Acolhimento às vítimas de maus-tratos
No espaço da Causa PET, organização responsável por acolher cachorros abandonados desde 2017, a fundadora Lindoneide Lobo Rocha, 35 anos, relata que as vítimas de maus-tratos se configuram como a maioria.
Os indícios das violências sofridas são variados, podendo resultar no medo de contato humano ou comportamento agressivo. Alguns deles apresentam pavor em serem tocados em certas áreas. “Temos um vítima de violência sexual que não deixa ser tocada na parte de trás do corpo, só aceita carinho na cabeça”, detalaha.
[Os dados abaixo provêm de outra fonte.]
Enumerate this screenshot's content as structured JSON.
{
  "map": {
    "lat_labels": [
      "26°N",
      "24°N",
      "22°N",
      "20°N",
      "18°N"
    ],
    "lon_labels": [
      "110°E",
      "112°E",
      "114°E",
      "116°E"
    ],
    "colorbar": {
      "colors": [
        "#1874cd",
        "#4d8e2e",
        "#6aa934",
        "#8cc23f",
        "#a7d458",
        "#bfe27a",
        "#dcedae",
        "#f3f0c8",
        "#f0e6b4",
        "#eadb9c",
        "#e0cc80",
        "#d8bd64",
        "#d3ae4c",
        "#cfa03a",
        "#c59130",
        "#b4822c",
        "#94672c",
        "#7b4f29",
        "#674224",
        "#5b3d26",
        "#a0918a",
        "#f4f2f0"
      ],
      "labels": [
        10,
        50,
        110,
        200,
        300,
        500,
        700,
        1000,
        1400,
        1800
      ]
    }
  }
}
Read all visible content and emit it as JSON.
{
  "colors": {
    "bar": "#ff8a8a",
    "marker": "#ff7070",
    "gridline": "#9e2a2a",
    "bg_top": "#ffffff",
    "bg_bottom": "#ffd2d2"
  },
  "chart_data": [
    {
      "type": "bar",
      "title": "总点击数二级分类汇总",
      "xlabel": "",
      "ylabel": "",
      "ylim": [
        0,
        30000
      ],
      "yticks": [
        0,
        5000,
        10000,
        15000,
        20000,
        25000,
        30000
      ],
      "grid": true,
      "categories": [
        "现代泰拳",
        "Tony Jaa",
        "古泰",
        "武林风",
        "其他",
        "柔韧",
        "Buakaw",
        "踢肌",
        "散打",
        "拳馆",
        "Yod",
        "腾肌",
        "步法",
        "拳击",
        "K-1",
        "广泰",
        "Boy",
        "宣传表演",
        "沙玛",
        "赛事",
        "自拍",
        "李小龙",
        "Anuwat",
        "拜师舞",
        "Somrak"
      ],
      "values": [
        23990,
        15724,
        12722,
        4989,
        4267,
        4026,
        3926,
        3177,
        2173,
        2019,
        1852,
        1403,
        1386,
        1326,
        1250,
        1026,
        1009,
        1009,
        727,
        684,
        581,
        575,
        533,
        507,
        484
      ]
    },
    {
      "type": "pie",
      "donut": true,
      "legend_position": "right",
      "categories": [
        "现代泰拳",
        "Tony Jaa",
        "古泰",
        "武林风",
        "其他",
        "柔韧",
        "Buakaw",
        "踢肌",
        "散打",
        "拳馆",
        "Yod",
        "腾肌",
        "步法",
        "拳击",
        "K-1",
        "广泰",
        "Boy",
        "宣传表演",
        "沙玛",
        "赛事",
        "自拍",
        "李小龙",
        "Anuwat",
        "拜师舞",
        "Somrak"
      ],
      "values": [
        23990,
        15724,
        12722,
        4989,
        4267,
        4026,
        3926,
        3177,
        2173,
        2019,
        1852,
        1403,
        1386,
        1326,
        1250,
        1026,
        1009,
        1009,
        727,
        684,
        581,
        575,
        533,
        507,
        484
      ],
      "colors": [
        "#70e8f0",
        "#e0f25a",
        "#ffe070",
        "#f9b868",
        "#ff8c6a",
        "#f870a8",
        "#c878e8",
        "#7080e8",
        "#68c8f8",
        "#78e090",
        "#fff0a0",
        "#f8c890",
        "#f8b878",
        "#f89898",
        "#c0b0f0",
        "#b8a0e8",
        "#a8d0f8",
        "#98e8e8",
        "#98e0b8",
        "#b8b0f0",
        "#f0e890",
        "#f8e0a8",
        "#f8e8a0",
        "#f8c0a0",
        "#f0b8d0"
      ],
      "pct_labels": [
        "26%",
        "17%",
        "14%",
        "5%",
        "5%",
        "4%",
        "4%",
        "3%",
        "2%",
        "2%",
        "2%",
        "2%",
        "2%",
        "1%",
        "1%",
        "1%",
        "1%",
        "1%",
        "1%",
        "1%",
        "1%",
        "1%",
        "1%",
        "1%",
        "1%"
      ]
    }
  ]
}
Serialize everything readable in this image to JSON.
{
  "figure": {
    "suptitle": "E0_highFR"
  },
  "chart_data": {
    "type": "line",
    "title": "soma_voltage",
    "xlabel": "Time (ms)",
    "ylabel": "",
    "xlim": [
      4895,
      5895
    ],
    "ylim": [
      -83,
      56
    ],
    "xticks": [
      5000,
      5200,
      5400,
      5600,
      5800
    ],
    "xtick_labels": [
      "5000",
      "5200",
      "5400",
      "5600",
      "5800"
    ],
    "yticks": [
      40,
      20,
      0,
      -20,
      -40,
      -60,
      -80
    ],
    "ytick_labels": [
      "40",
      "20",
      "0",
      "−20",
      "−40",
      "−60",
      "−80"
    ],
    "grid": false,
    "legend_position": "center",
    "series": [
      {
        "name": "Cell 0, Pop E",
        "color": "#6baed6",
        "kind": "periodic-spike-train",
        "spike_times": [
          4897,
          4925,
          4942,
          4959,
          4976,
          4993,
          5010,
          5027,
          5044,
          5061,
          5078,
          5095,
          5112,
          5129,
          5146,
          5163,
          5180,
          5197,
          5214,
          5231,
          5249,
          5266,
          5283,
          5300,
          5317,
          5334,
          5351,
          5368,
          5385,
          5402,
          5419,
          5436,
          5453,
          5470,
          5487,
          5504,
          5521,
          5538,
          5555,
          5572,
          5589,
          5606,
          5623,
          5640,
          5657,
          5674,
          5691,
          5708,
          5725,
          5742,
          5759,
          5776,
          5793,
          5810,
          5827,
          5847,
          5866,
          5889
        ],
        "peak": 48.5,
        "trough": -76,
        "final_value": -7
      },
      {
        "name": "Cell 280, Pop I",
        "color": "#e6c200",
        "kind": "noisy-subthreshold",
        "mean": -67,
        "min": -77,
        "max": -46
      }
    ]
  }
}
A fundadora do projeto vê a lei como uma vitória para a Causa Animal, mas compartilha que ainda há falta de apoio do poder público.
Acredito que se houvesse mais apoio das autoridades competentes o trabalho desempenhado pelas ONGs e protetores independentes seria mais eficaz em relação aos animais vítimas de maus tratos.
Lei de proteção aos animais
Conforme o artigo 32 da Lei nº 9.605, de 1998, ações que maltratam, ferem, mutilam e abandonam animais estão configuradas como crime. No mês de setembro do ano passado, a luta pela proteção dos animais foi fortalecida com a Lei Sansão, de nº 14.064.
Com a nova determinação, a Lei de Crimes Ambientais é alterada de modo a aumentar as penas no caso de maus-tratos aos animais domésticos, como cães e gatos. A lei torna a pena mais severa, com dois a cinco anos de reclusão, multa e proibição da guarda.
No caso das pessoas que desejam denunciar, é possível entrar em contato através dos números 190 e 181.